A dream of some African American women in California for the last three years has been getting one of their own into the U.S. Senate.
Black women have been there before, in the persons of Carole Moseley Braun, of Illinois, who served from 1993 to 1999, and California’s own Kamala Harris from 2016 until her 2020 election to vice president. For almost four years since the accession of Harris to the nation’s second-highest office, though, there were none.
That left a void the Gov. Gavin Newsom three years ago vowed to fill if another vacancy arose in a California Senate seat — and he named Laphonza Butler quickly after the pioneering Dianne Feinstein’s death in late September. Butler was sworn in less than five days after Feinstein passed away.

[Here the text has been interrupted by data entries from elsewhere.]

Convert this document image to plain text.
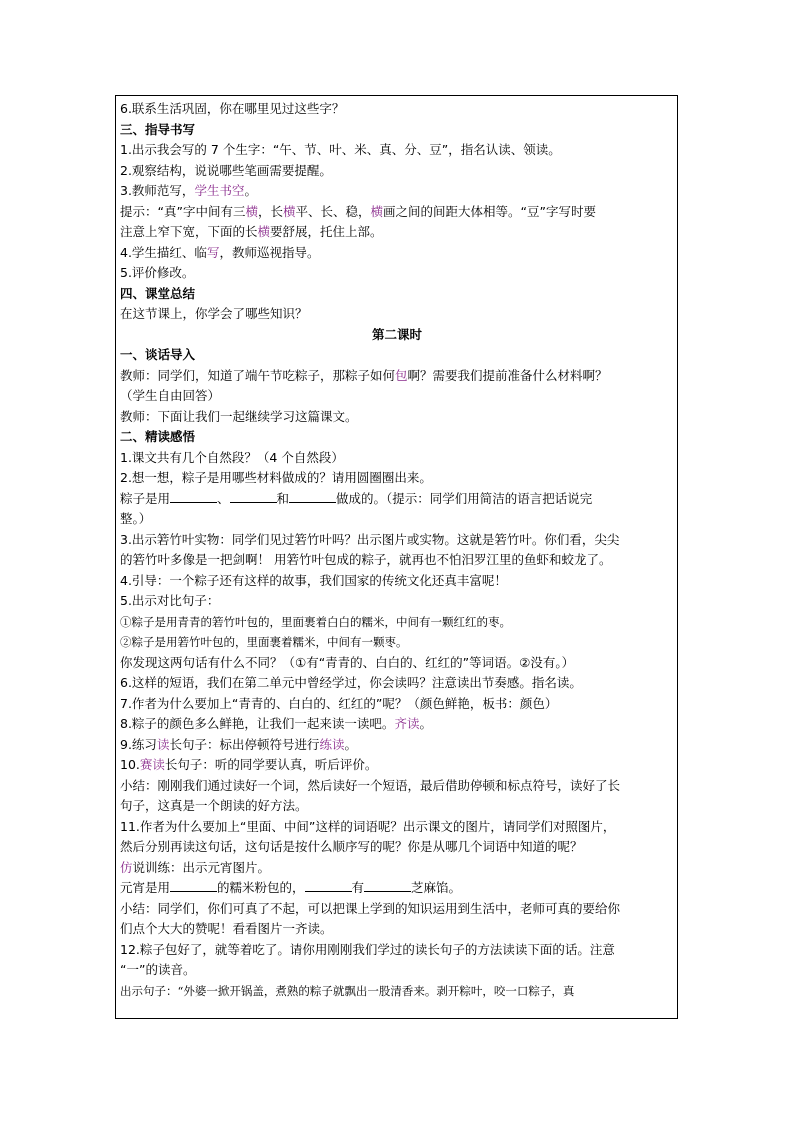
6.联系生活巩固，你在哪里见过这些字？
三、指导书写
1.出示我会写的 7 个生字：“午、节、叶、米、真、分、豆”，指名认读、领读。
2.观察结构，说说哪些笔画需要提醒。
3.教师范写，学生书空。
提示：“真”字中间有三横，长横平、长、稳，横画之间的间距大体相等。“豆”字写时要
注意上窄下宽，下面的长横要舒展，托住上部。
4.学生描红、临写，教师巡视指导。
5.评价修改。
四、课堂总结
在这节课上，你学会了哪些知识？
第二课时
一、谈话导入
教师：同学们，知道了端午节吃粽子，那粽子如何包啊？需要我们提前准备什么材料啊？
（学生自由回答）
教师：下面让我们一起继续学习这篇课文。
二、精读感悟
1.课文共有几个自然段？（4 个自然段）
2.想一想，粽子是用哪些材料做成的？请用圆圈圈出来。
粽子是用	、	和	做成的。（提示：同学们用简洁的语言把话说完
整。）
3.出示箬竹叶实物：同学们见过箬竹叶吗？出示图片或实物。这就是箬竹叶。你们看，尖尖
的箬竹叶多像是一把剑啊！ 用箬竹叶包成的粽子，就再也不怕汨罗江里的鱼虾和蛟龙了。
4.引导：一个粽子还有这样的故事，我们国家的传统文化还真丰富呢！
5.出示对比句子：
①粽子是用青青的箬竹叶包的，里面裹着白白的糯米，中间有一颗红红的枣。
②粽子是用箬竹叶包的，里面裹着糯米，中间有一颗枣。
你发现这两句话有什么不同？（①有“青青的、白白的、红红的”等词语。②没有。）
6.这样的短语，我们在第二单元中曾经学过，你会读吗？注意读出节奏感。指名读。
7.作者为什么要加上“青青的、白白的、红红的”呢？（颜色鲜艳，板书：颜色）
8.粽子的颜色多么鲜艳，让我们一起来读一读吧。齐读。
9.练习读长句子：标出停顿符号进行练读。
10.赛读长句子：听的同学要认真，听后评价。
小结：刚刚我们通过读好一个词，然后读好一个短语，最后借助停顿和标点符号，读好了长
句子，这真是一个朗读的好方法。
11.作者为什么要加上“里面、中间”这样的词语呢？出示课文的图片，请同学们对照图片，
然后分别再读这句话，这句话是按什么顺序写的呢？你是从哪几个词语中知道的呢？
仿说训练：出示元宵图片。
元宵是用	的糯米粉包的，	有	芝麻馅。
小结：同学们，你们可真了不起，可以把课上学到的知识运用到生活中，老师可真的要给你
们点个大大的赞呢！看看图片一齐读。
12.粽子包好了，就等着吃了。请你用刚刚我们学过的读长句子的方法读读下面的话。注意
“一”的读音。
出示句子：“外婆一掀开锅盖，煮熟的粽子就飘出一股清香来。剥开粽叶，咬一口粽子，真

Newsom thus kept one promise, but by not requiring that Butler commit to just filling the seat and being a caretaker he broke another prior commitment. Now Butler has chosen to essentially be the caretaker, seat-filling senator that Newsom also promised.
Butler’s decision was a favor not only to Newsom but to all the other Democrats in this Senate race: That includes the three Democratic Congress members running with substantial poll leads over all Republicans in the field.
Every survey has found Burbank’s Adam Schiff, a longtime nemesis of former President Donald Trump, leading fellow Democrat Katie Porter, of Irvine, and Oakland’s Barbara Lee, who was the only Black person running before Butler’s appointment. Those polls were all taken before former baseball great Steve Garvey entered the race as a Republican and Donald Trump supporter and before Christina Pascucci, a longtime TV news anchor on Los Angeles station KTLA, joined as a Democrat.
Newsom’s stated reason for promising to name a caretaker was to avoid interfering in the ongoing campaign. Butler’s entry into the race could have changed things radically, though. Joint entries by Butler and Pascucci may have splintered the Democratic vote even more than it now figures to be.
What once appeared sure to be a general election race next fall of Democrat versus Democrat could easily have become any of the Democrats facing Garvey. Butler’s contribution to the splintering could have been to divide the Black-woman vote now considered Lee’s property and to further fracture “we-want-a-woman” voters, who still could split among Lee, Porter and Pascucci.
That Garvey, who had “explored” a run since last spring, actually got in only after the Butler possibility arose may be no accident. No statewide primary race with more than three Democratic contenders has produced an all-Democrat runoff election since California adopted its Top Two, “jungle primary” system via the 2010 Proposition 14.
The party’s voters have been too divided for that. There appeared a good chance the pattern would continue if Butler opted to enter the race. A Republican-Democrat race remains a strong possibility. As the former head of the nation’s leading women’s political funding group, Butler knew all this but still spent weeks pondering the race.
She also had to know that her fairly recent move to Maryland — one she reversed immediately upon getting Newsom’s nod — would harm her in a California Senate race.
So a Butler entry into this contest was never extremely likely. There was one other possibility, though, however slim it appeared: Lee could have dropped out and urged supporters to vote for Butler. That kind of move never materialized, though, as Lee has hankered for the Senate for many years.
At 77, Lee adopted a beaming, almost celebratory look when Butler was sworn in as a senator by Harris. Lee’s stated goal in running was to give Black women representation in the Senate, and Butler was then there even if Lee was not. Perhaps Lee knew all along that if she did not drop out, Butler would. That is, after all, what happened.
The political and mathematical reality is that by not running, Butler avoids diluting Democratic votes to the point where a Republican like Garvey would stand a good chance of making next November’s runoff and possibly squeaking into the Senate.
Even if she were self-aggrandizing, which Butler has never been, that could have assured a future Republican Senate majority, something she has fought against for years.